The timing appears deliberate, as the AI landscape continues to evolve at a rapid pace. Kozlov observed that recent months have seen significant developments, including DeepSeek challenging assumptions about model training, MCP introducing new standards for LLM interfaces, and OpenAI's o4 model making significant strides.
For marketing professionals, these developments have substantial implications. The emergence of accessible agent-building platforms enables marketers to develop more sophisticated, automated customer engagement systems. AutoRAG's ability to efficiently process and retrieve information from marketing content can enhance knowledge management and customer support applications. Meanwhile, the database visualization and management capabilities from Outerbase could improve analysis of marketing data and campaign performance metrics.
The Agents SDK with MCP client support potentially enables marketing teams to build AI agents that can interact with multiple marketing platforms and data sources on behalf of users, streamlining complex multi-channel workflows. The adoption of Workflows for durable execution could provide more reliable automation of marketing processes that involve multiple steps and external service interactions.

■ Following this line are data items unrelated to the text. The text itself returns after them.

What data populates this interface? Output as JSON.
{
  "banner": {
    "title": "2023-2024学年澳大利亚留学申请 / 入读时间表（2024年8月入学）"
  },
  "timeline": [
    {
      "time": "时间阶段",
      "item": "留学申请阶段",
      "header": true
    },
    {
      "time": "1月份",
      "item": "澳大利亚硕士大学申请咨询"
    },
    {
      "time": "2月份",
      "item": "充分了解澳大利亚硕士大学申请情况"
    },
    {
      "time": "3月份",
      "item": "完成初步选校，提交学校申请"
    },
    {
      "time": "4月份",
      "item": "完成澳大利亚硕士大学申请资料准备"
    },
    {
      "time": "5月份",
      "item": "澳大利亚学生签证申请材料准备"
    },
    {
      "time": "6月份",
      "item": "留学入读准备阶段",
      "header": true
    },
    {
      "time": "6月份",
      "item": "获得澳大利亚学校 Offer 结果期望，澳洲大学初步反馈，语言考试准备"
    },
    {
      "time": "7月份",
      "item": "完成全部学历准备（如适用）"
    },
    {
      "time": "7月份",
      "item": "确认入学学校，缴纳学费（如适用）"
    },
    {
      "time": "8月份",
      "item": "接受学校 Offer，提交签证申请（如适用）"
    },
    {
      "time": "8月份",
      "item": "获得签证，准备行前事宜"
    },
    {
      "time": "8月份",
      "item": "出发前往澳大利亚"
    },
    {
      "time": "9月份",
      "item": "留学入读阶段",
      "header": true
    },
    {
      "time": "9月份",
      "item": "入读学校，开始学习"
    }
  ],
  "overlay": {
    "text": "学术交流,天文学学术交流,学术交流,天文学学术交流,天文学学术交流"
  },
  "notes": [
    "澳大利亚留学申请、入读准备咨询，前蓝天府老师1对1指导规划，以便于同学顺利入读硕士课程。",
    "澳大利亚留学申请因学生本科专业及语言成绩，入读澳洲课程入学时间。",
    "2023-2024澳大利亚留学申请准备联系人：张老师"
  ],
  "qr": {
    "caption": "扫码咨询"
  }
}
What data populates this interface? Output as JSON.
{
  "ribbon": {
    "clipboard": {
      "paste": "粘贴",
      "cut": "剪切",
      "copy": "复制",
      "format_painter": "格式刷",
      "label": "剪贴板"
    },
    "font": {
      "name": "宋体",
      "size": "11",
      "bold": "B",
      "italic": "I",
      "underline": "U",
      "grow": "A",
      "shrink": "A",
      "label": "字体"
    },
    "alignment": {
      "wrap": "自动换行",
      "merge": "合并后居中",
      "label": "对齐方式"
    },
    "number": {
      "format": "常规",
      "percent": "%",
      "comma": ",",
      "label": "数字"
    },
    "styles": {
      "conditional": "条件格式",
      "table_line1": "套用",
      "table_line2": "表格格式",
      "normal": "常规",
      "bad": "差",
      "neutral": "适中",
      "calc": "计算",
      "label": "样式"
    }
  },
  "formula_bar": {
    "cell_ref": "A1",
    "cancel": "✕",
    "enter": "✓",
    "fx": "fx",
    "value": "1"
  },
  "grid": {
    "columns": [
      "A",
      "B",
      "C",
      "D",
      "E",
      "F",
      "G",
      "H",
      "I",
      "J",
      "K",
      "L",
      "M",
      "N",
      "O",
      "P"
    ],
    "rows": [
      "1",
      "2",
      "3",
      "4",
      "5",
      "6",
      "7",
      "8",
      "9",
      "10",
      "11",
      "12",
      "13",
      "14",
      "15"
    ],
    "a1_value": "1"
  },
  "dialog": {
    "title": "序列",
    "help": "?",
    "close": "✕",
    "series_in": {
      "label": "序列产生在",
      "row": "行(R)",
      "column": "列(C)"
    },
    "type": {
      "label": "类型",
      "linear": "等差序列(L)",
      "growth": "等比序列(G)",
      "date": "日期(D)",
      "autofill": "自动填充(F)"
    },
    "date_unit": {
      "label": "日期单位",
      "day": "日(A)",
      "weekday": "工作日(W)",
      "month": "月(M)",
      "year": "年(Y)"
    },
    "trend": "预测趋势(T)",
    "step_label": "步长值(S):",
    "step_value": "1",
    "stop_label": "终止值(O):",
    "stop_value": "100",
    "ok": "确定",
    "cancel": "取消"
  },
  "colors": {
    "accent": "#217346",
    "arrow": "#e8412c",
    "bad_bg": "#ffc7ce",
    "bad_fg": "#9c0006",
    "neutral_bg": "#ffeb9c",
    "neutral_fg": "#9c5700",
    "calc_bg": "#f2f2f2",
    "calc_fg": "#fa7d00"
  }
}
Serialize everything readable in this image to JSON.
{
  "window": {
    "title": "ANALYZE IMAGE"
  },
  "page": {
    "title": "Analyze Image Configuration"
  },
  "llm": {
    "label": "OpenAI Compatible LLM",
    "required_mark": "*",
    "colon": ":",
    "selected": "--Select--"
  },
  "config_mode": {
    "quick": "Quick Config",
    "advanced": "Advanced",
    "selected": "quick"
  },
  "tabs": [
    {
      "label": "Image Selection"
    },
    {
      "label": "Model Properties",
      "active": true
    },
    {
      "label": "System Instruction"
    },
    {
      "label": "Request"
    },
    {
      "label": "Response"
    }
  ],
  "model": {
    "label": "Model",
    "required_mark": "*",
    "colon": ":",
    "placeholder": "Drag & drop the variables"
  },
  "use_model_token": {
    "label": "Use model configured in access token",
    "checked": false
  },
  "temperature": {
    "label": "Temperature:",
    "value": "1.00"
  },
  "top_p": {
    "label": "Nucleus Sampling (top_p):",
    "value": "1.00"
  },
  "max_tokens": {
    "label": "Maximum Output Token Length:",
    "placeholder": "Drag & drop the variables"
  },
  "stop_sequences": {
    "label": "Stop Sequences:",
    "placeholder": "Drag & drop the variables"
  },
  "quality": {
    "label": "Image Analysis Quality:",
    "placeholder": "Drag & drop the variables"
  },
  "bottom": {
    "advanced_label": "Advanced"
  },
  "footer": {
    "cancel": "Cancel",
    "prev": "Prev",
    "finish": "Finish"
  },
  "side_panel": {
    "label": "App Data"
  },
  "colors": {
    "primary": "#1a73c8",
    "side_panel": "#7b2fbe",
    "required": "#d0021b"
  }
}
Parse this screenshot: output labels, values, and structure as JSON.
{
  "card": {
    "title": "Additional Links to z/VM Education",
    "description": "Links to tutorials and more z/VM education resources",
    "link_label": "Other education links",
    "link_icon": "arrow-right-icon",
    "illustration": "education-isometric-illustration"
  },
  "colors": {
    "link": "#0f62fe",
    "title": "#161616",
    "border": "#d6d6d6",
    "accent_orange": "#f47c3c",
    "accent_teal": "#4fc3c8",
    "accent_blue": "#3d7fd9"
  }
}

As these technologies mature, marketing professionals will likely see opportunities to deploy increasingly autonomous systems that can handle complex tasks like content optimization, audience targeting, and campaign management with less direct human intervention.
With these announcements, Cloudflare continues to position itself as a comprehensive platform for developers building applications in the AI era. The company's approach focuses on solving the infrastructure challenges that can slow development, allowing developers to concentrate on creating value through their applications rather than managing underlying systems.
Timeline
- April 6, 2025: Rita Kozlov kicks off Cloudflare's Developer Week 2025 with introductory blog post.
- April 7, 2025: Cloudflare announces acquisition of Outerbase to enhance database and agent developer experience.
- April 7, 2025: Cloudflare Workflows reaches general availability with new waitForEvent API for human-in-the-loop processes.
- April 7, 2025: AutoRAG enters open beta, offering fully managed Retrieval-Augmented Generation capabilities.
- April 7, 2025: Enhanced MCP capabilities announced, including authentication integrations with Stytch, Auth0, and WorkOS.
- April 7, 2025: Durable Objects becomes available on the free tier to lower barriers to agent development.
- October 15, 2025: Scheduled shutdown date for the hosted Outerbase cloud service.